Appeals court keeps alive challenge to Trump’s effort to cancel billions in foreign aid

Date: Category:politics Views:2 Comment:0

People hold placards, as the USAID building sits closed to employees after a memo was issued advising agency personnel to work remotely, in Washington, D.C., U.S., February 3, 2025. - Kent Nishimura/Reuters

A federal appeals court on Thursday declined to review a challenge to the Trump administration’s decision to freeze billions of dollars in foreign aid, but it also allowed the nonprofits who are fighting that effort to continue their case in a lower court.

At issue is billions of dollars in foreign aid, including for global health programs, that was approved by Congress but that President Donald Trump deemed wasteful and has sought to cancel. Several nonprofits who receive those grants sued in a case that has twice reached the Supreme Court.

The decision was partly a win for Trump, because the appeals court declined to review the nonprofits’ claim that the cuts violated separation of powers principles. But it also means that the groups will be able to continue to make their case.

A three-judge panel of the US Court of Appeals for the DC Circuit sided with Trump in the case earlier this month, blocking the groups from suing and empowering the administration to refuse to spend money approved by Congress. But late Thursday, the panel issued an amended decision that gave the groups the ability to continue their challenge – at least on a limited basis. In turn, the full appellate court, which the nonprofits had asked to rehear their case, declined to review the challenge.

The upshot of the legal machinations for the groups is that the lawsuit now returns to US District Judge Amir Ali, nominated by President Joe Biden, who had previously blocked the Trump administration from implementing the freeze. An emergency appeal the administration filed at the Supreme Court this week will likely be moot.

US Circuit Judge Florence Pan, also nominated by Biden, wrote in a dissent to the full appeals court’s ruling that it was a mistake not to review the decision from the three-judge panel because its ruling blocked off one important route the nonprofits tried to use to challenge Trump.

However, she acknowledged that the panel’s revised opinion provided a “pathway for the grantees in this case to pursue relief,” which she said might be “the most efficient way for the grantees to seek access to the $15 billion of appropriated funds.”

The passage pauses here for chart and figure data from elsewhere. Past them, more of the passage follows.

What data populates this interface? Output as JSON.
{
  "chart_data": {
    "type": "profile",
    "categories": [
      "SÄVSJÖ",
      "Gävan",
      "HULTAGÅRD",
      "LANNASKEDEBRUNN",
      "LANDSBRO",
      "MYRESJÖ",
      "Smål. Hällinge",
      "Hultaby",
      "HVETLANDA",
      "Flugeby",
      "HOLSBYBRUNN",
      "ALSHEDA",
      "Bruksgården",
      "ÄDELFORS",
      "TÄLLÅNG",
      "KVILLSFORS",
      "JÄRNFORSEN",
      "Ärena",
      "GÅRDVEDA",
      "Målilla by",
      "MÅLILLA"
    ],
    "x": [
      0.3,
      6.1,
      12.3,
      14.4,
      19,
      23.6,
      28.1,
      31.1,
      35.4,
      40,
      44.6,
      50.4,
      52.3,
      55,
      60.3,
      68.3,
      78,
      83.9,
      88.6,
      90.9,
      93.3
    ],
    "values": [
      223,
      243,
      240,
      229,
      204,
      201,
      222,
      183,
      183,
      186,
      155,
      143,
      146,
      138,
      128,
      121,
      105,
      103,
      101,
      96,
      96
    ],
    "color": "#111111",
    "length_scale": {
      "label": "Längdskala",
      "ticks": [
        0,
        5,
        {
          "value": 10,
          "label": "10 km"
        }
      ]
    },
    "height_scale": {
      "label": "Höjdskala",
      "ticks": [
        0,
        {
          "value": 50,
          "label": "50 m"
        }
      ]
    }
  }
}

Trump signed an order on his first day in office attempting to curtail foreign aid spending, and his administration has for months been fighting court orders that block his effort. Ali in March wrote that the spending of foreign aid is a “joint enterprise between our two political branches” and said the administration was trying to usurp Congress’s role.

But earlier this month, the three-judge panel of the appeals court overruled that decision and sided with the Trump administration, holding that only the legislative branch may sue an administration for making changes to congressionally approved spending – not the nonprofit groups that had challenged the drastic proposed cuts.

The nonprofit grantees appealed to the full DC Circuit. But because of an unusual series of procedural maneuvers, Ali’s injunction had remained in effect while the case was pending at the full court of appeals. That prompted the Department of Justice to rush up to the Supreme Court on Tuesday with an emergency request to put Ali’s order temporarily on hold, claiming it would force them to spend $12 billion in foreign aid before the end of next month.

“Given the vast sums involved and the significance of the case to the separation of powers and U.S. foreign policy, the district court’s holdings, if allowed to stand, would clearly warrant this court’s attention, and those holdings would not survive review,” Solicitor General D. John Sauer, the administration’s top appellate attorney, told the Supreme Court.

Now that the full appeals court has ruled, it will likely take the dispute off the Supreme Court’s docket – at least for now.

The case made its way to the Supreme Court once before. In March, a 5-4 majority initially rejected the administration’s request to keep the money frozen. That narrow decision effectively allowed the litigation to continue in lower courts.